EUROPEAN FX UPDATE: market mood and moves remain very temperamental

Analysis details (10:32)

DXY

Broad risk sentiment is still hanging on almost every headline from Russia and Ukraine or pertaining to the ongoing conflict ahead of a second round of peace talks between the two nations that are scheduled to take place today. In the meantime, levels of anxiety, stress and uncertainty are elevated and only rivalled by volatility or manifesting in knee-jerk, sporadic price action. However, the Dollar remains mixed overall and the index appears to have gravitated around the 97.500 mark as a fulcrum within recent wide ranges to meander from 97.668 to 97.389 in the run up to a busy US agenda on paper. Indeed, Challenger Lay-Offs precede IJC, labour costs, final Markit services and composite PMIs, the non-manufacturing ISM and Fed Chair Powell at the Senate for part two of his semi-annual testimonies.

AUD/CAD    

The Aussie and Loonie continue to ‘outperform’ or find protection from bearish factors via strength in underlying commodities, like copper and crude to name just two, while the latter is also leaning back on Wednesday’s hawkish BoC hike for some fundamental support. Hence, Aud/Usd is holding close to 0.7300 after stalling only 3 pips shy of the 200 DMA (at 0.7326 today) on the back of a wider trade surplus, Aud/Nzd has broken above 1.0750 and Usd/Cad is hovering on the 1.2600 handle after breaching the round number when WTI topped Usd 116.50/brl.    

CHF

Stronger than forecast Swiss CPI data may be behind the Franc’s bounce from sub-0.9200 lows against the Buck, but it continues to outpace the Euro on safe-haven grounds as the Russian invasion rumbles on.
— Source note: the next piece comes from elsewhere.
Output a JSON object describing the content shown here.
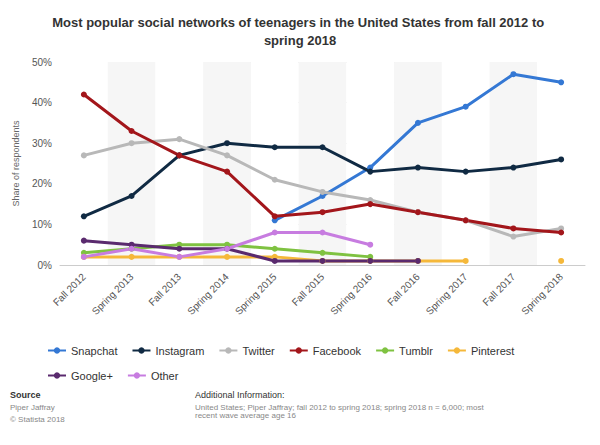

Indeed, Eur/Chf is back under 1.0200 and markedly lower than other Eur crosses irrespective of a further retracement in EGBs amidst less dovish sounding ECB rhetoric.

EUR/JPY/GBP/NZD

All trailing in wake of the Greenback and the Euro flagging again as noted above given more adverse knock-on effects from the Russia–Ukraine war. Eur/Usd has retreated through 1.1100 to sustain negative technical momentum towards a key downside chart level (1.1040 Fib retracement), while the Yen is still hampered by the yield backlash after Tuesday’s FTQ that is dampening its own allure as a safe-haven. Usd/Jpy is elevated within a 115.44-81 range pre-Japanese jobs data and the US labour report on Friday. Elsewhere, Sterling has relinquished 1.3400+ status and the Kiwi is capped ahead of 0.6800 following marginal misses in UK final services and composite PMIs and pre-NZ manufacturing sales.

SCANDI/EM

Some rare hawkish sounding noises from the Riksbank in recognition of upside inflation risks is helping the Sek avoid a steeper decline on risk dynamics, while the Nok is getting it’s normal insulation from Brent that almost reached Usd 120/brl at best. Meanwhile, the Huf got a hawkish boost from the NBH that jacked up the 1 week repo rate by 75 bp, the Pln can rely on more direct NBP intervention for traction and the Cny/Cnh were cushioned from fallout after a slowdown in China’s Caixin services PMI as the PBoC set a firm onshore mid point fix. Conversely, the Rub is depreciating appreciably again and the Try seems destined for another swoon on the back of Turkish CPI and PPI metrics that exceeded already hyped up expectations.